Ces rapports médicaux sont certes peu étayés en ce qui concerne le traumatisme subi par la recourante, mais ils sont concordants. Même si les radiographies et scanner réalisés après l'accident n'ont révélé aucune fracture, les diagnostics de traumatisme crânio-cérébral et d'entorse/foulure cervicale n'ont pas été mis en doute par les médecins, et notamment pas par le Dr G__________. Aucun élément au dossier ne permet de douter du caractère fondé des diagnostics concordants posés par les médecins.
Par ailleurs, suite à l'accident, la recourante a subi une entorse/foulure du rachis cervical (Dr A__________, rapport du 3 juin 2001) et a souffert de cervicalgies (Dr A__________, rapport du 3 juin 2001; Dr C__________, rapport du 22 août 2001; Dr D__________, rapport du 18 septembre 2001; Dr G__________, rapport du 2 novembre 2001; Dr N__________, rapport du 4 mars 2002). Elle a également présenté, en résumé, des douleurs frontales (Dr A__________, rapport du 3 juin 2001); des cervicalgies (Dr A__________, rapport du 3 juin 2001; Dr C__________, rapport du 22 août 2001; Dr G__________, rapports du 1er novembre 2001 et du 3 juin 2002; Dr N__________, rapport du 4 mars 2002; Dr D__________, rapports des 21 novembre et 12 décembre 2002); un état anxieux, un état de stress, des tremblements (Dr D__________, rapport du 18 septembre 2001); des troubles de la vision (Dr E__________, rapport du 26 septembre 2001; Dr G__________, rapport du 1er novembre 2001; Dresses H__________ et I__________, rapport du 16 janvier 2002), des céphalées (Dresses H__________ et I__________, rapport du 16 janvier 2002; Dr D__________, rapport du 6 mars 2002); une fatigue chronique, des troubles du sommeil, une thymie dépressive, un état d'anxiété important, des épisodes de pleurs, une irritabilité (Dr Q__________, rapport du 5 décembre 2003; Drs L__________ et O__________, rapport du 8 avril 2002); des syndromes vertigineux (Dr D__________, rapport du 6 mai 2002); des troubles attentionnels (Drs R__________ et P__________ du 4 décembre 2002); des bourdonnements d'oreille et des céphalées (rapport du Dr V__________ du 22 novembre 2005).
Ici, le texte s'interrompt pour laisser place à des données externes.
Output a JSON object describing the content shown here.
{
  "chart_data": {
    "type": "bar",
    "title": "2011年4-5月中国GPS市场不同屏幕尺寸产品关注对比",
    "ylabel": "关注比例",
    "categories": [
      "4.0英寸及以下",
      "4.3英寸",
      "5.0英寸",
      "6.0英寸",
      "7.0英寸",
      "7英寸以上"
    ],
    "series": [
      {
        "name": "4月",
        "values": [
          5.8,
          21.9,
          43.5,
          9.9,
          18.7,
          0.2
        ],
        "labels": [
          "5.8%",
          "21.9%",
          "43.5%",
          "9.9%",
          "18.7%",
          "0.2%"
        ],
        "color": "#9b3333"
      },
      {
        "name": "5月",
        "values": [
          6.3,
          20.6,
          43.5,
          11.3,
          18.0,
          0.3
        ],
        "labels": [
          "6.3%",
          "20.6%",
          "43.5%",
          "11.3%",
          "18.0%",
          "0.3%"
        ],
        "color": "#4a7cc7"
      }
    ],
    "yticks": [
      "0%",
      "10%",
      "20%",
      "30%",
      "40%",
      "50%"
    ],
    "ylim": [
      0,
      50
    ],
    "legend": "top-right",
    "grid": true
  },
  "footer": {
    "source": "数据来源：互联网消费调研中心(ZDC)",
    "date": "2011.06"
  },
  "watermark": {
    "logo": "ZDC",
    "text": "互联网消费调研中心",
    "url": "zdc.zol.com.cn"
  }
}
Les plaintes de la recourante correspondent dans l'ensemble au tableau clinique des séquelles d'un traumatisme de type "coup du lapin" (cf. en relation avec un assuré dont le véhicule a percuté latéralement un petit mur: ATFA non publié du 30 juillet 2002, U.249/2001). Ces plaintes, et notamment les cervicalgies, étaient présentes immédiatement après l'accident et ont persisté de manière constante par la suite. En outre, même si les vertiges, la fatigue et l'irritabilité n'ont été mentionnés que les 8 avril et 6 mai 2002 par les Drs L__________ et O__________, respectivement le Dr D__________, cela n'implique pas nécessairement que leur mention coïncident avec leur apparition.
Les plaintes précitées, dûment attestées par des rapports médicaux peuvent donc, sans aucun doute, être attribuées à des atteintes à la santé. Ces atteintes à la santé apparaissent en outre, avec un degré prépondérant de vraisemblance, comme la conséquence de l'accident. En effet, s'agissant des troubles visuels, le Tribunal de céans relèvera que l'avis du Dr G__________, selon qui ces troubles ne sont pas en lien de causalité naturelle avec l'accident, n'est pas convainquant au vu des pièces du dossier.
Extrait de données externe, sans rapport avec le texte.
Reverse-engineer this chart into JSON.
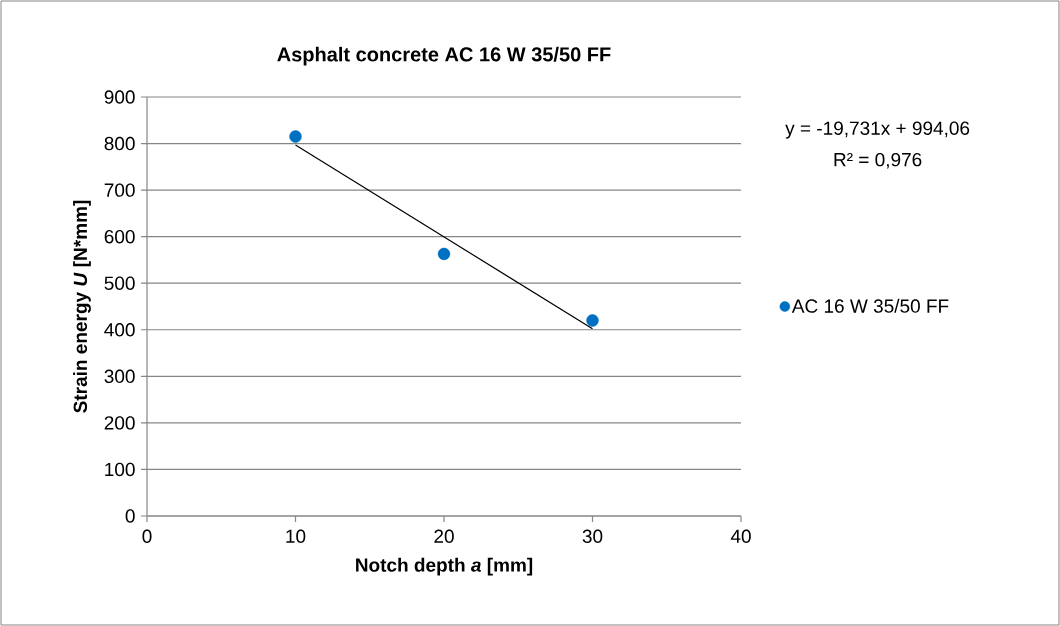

Le médecin-conseil est parvenu à cette conclusion en se fondant sur les indications données par la Dresse H__________, laquelle a indiqué dans une note manuscrite du 28 octobre 2002, que les examens complémentaires effectués par la recourante, avaient confirmé la suspicion d'apnées du sommeil ainsi qu'une hypertension expliquant l'atteinte du champ visuel.
Or, le médecin qui a effectué lesdits examens complémentaires a conclu, sur la base des résultats obtenus, à l'exclusion des syndromes d'apnées et d'hypnopées obstructives (Dr M__________, rapport du 20 février 2002). Ces résultats ont ensuite été confirmés par les Drs L__________ et O__________ (rapport du 8 avril 2002).
Par ailleurs, le Dr U__________, expert ophtalmologue mandaté par l'intimée, est parvenu à la conclusion que l'accident avait joué un rôle dans l'apparition des troubles visuels chez la recourante, ceux-ci étant, selon l'expert, en relation indirecte avec le traumatisme subi le 2 juin 2001. L'avis de cet expert est en outre corroboré par l'appréciation du Dr E__________, ophtalmologue, pour qui les troubles visuels sont secondaires à l'accident (rapports des 25 novembre 2002 et 28 avril 2004), et par les Drs R__________ et P__________, selon qui le diagnostic probable était celui de troubles attentionnels tels qu'ils se retrouvent parfois chez des patients traumatisés (rapport du 4 décembre 2002).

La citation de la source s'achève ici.